Chcą dać mandat za gadanie podczas hejnału

Już za miesiąc możesz dostać mandat za... zagłuszanie hejnału mariackiego - to najnowszy projekt krakowskich radnych, którzy chcą, aby na Rynku Głównym w Krakowie podczas odgrywania słynnej melodii turyści przerywali rozmowy, a właściciele restauracji wyłączali muzykę.

Trwająca blisko pięć minut cisza ma obowiązywać za każdym razem, gdy wybrzmiewać będą dźwięki hejnału, czyli o każdej równej godzinie, przez okrągłą dobę.

Najpierw upomnienie, potem mandat

W trakcie hejnału obecni na rynku będą musieli ściszyć głos, koncertujący artyści przerywać występy, a restauratorzy wyłączyć muzykę. Straż miejska ukarze każdego, kto się nie dostosuje - najpierw zwykłym upomnieniem, potem mandatem. - Myślimy o niewysokich karach w granicach 20 zł. To powinno wystarczyć - twierdzi radny klubu PO i pomysłodawca uchwały Paweł Bystrowski.

Przegłosują projekt?

Zarządzenie może wejść w życie już za miesiąc, gdyż radni chcą głosować w połowie czerwca. Wiele wskazuje na to, że przegłosują ustawę. Na czterdziestu trzech zasiadających w krakowskiej radzie miasta, popiera ją już dwudziestu dwóch radnych, a więc większość.

Entuzjaści pomysłu

- Hejnału należy słuchać z szacunkiem- tłumaczy Bystrowski. Inni podkreślają długą tradycję hejnału. - Mało kto pamięta, że ma już prawie 700 lat, a więc dużo więcej niż "Mazurek Dąbrowskiego" - wyjaśnia Michał Niezabitowski, dyrektor Muzeum Historycznego Miasta Krakowa.
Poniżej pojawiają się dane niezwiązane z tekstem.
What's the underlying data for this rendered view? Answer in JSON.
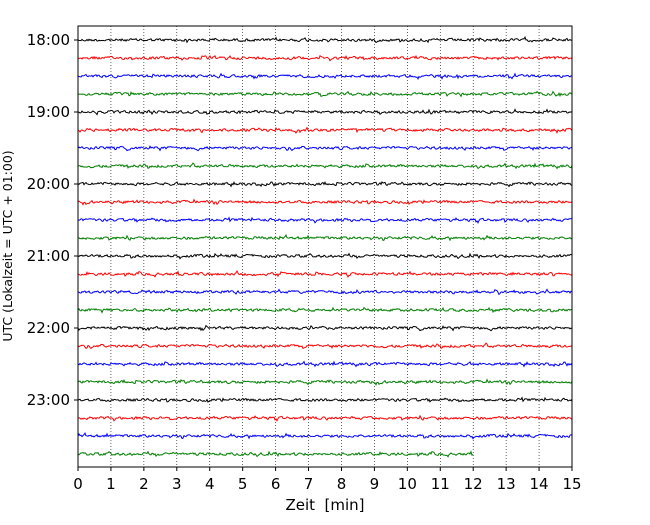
{
  "chart_data": {
    "type": "line",
    "title": "",
    "xlabel": "Zeit  [min]",
    "ylabel": "UTC (Lokalzeit = UTC + 01:00)",
    "xlim": [
      0,
      15
    ],
    "x_ticks": [
      "0",
      "1",
      "2",
      "3",
      "4",
      "5",
      "6",
      "7",
      "8",
      "9",
      "10",
      "11",
      "12",
      "13",
      "14",
      "15"
    ],
    "y_ticks": [
      "18:00",
      "19:00",
      "20:00",
      "21:00",
      "22:00",
      "23:00"
    ],
    "grid": "vertical-dotted",
    "trace_colors": [
      "#000000",
      "#ff0000",
      "#0000ff",
      "#008000"
    ],
    "traces": [
      {
        "start": "18:00",
        "x_end": 15,
        "color": "#000000"
      },
      {
        "start": "18:15",
        "x_end": 15,
        "color": "#ff0000"
      },
      {
        "start": "18:30",
        "x_end": 15,
        "color": "#0000ff"
      },
      {
        "start": "18:45",
        "x_end": 15,
        "color": "#008000"
      },
      {
        "start": "19:00",
        "x_end": 15,
        "color": "#000000"
      },
      {
        "start": "19:15",
        "x_end": 15,
        "color": "#ff0000"
      },
      {
        "start": "19:30",
        "x_end": 15,
        "color": "#0000ff"
      },
      {
        "start": "19:45",
        "x_end": 15,
        "color": "#008000"
      },
      {
        "start": "20:00",
        "x_end": 15,
        "color": "#000000"
      },
      {
        "start": "20:15",
        "x_end": 15,
        "color": "#ff0000"
      },
      {
        "start": "20:30",
        "x_end": 15,
        "color": "#0000ff"
      },
      {
        "start": "20:45",
        "x_end": 15,
        "color": "#008000"
      },
      {
        "start": "21:00",
        "x_end": 15,
        "color": "#000000"
      },
      {
        "start": "21:15",
        "x_end": 15,
        "color": "#ff0000"
      },
      {
        "start": "21:30",
        "x_end": 15,
        "color": "#0000ff"
      },
      {
        "start": "21:45",
        "x_end": 15,
        "color": "#008000"
      },
      {
        "start": "22:00",
        "x_end": 15,
        "color": "#000000"
      },
      {
        "start": "22:15",
        "x_end": 15,
        "color": "#ff0000"
      },
      {
        "start": "22:30",
        "x_end": 15,
        "color": "#0000ff"
      },
      {
        "start": "22:45",
        "x_end": 15,
        "color": "#008000"
      },
      {
        "start": "23:00",
        "x_end": 15,
        "color": "#000000"
      },
      {
        "start": "23:15",
        "x_end": 15,
        "color": "#ff0000"
      },
      {
        "start": "23:30",
        "x_end": 15,
        "color": "#0000ff"
      },
      {
        "start": "23:45",
        "x_end": 12,
        "color": "#008000"
      }
    ]
  }
}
Hejnaliści również przyjęli nową propozycję krakowskich radnych z entuzjazmem, bo - jak mówią - ułatwi im to pracę. - Najgorzej jest wieczorem, gdy młodzież gra na bębnach - twierdzi Zygmunt Rozum, pracujący na wieży mariackiej od czternastu lat.

Mniej zadowoleni

Z kolei krakowscy strażnicy powściągliwie podchodzą do nowego projektu. - Przecież tego przepisu nie da się wyegzekwować - mówią.
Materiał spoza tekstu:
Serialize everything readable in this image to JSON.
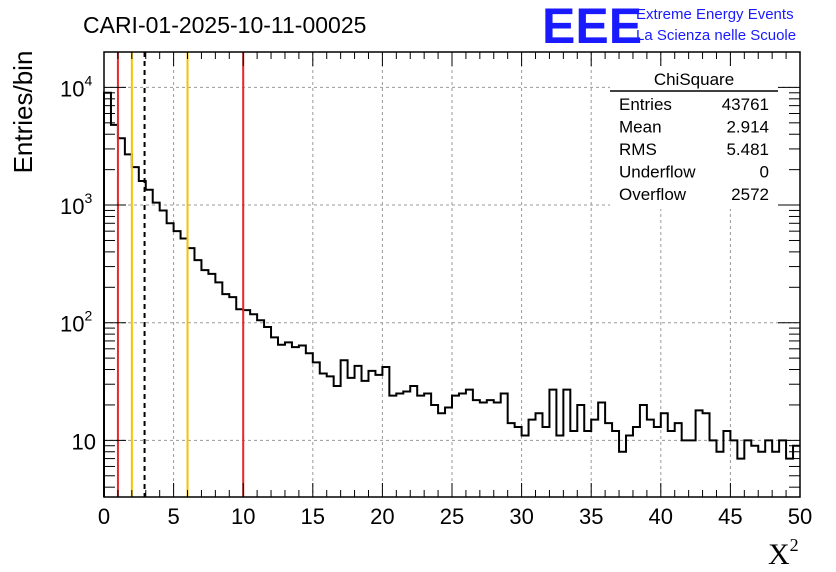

Także restauratorzy i znani mieszkańcy miasta nie zostawiają na pomyśle suchej nitki. - Nikt nie będzie pamiętał o tym, aby co godzinę ściszać muzykę - twierdzi menedżer pubu Piano Rouge położonego tuż przy kościele Mariackim. - To brzmi jak żart. Słucham hejnału od dziecka i gwar na rynku nigdy mi nie przeszkadzał - mówi popularny aktor Andrzej Grabowski.

Prezydent Krakowa Jacek Majchrowski również rozkłada ręce. - Jeśli radni przegłosują ten przepis, będę musiał go wykonać. Takie jest prawo - stwierdza Majchrowski.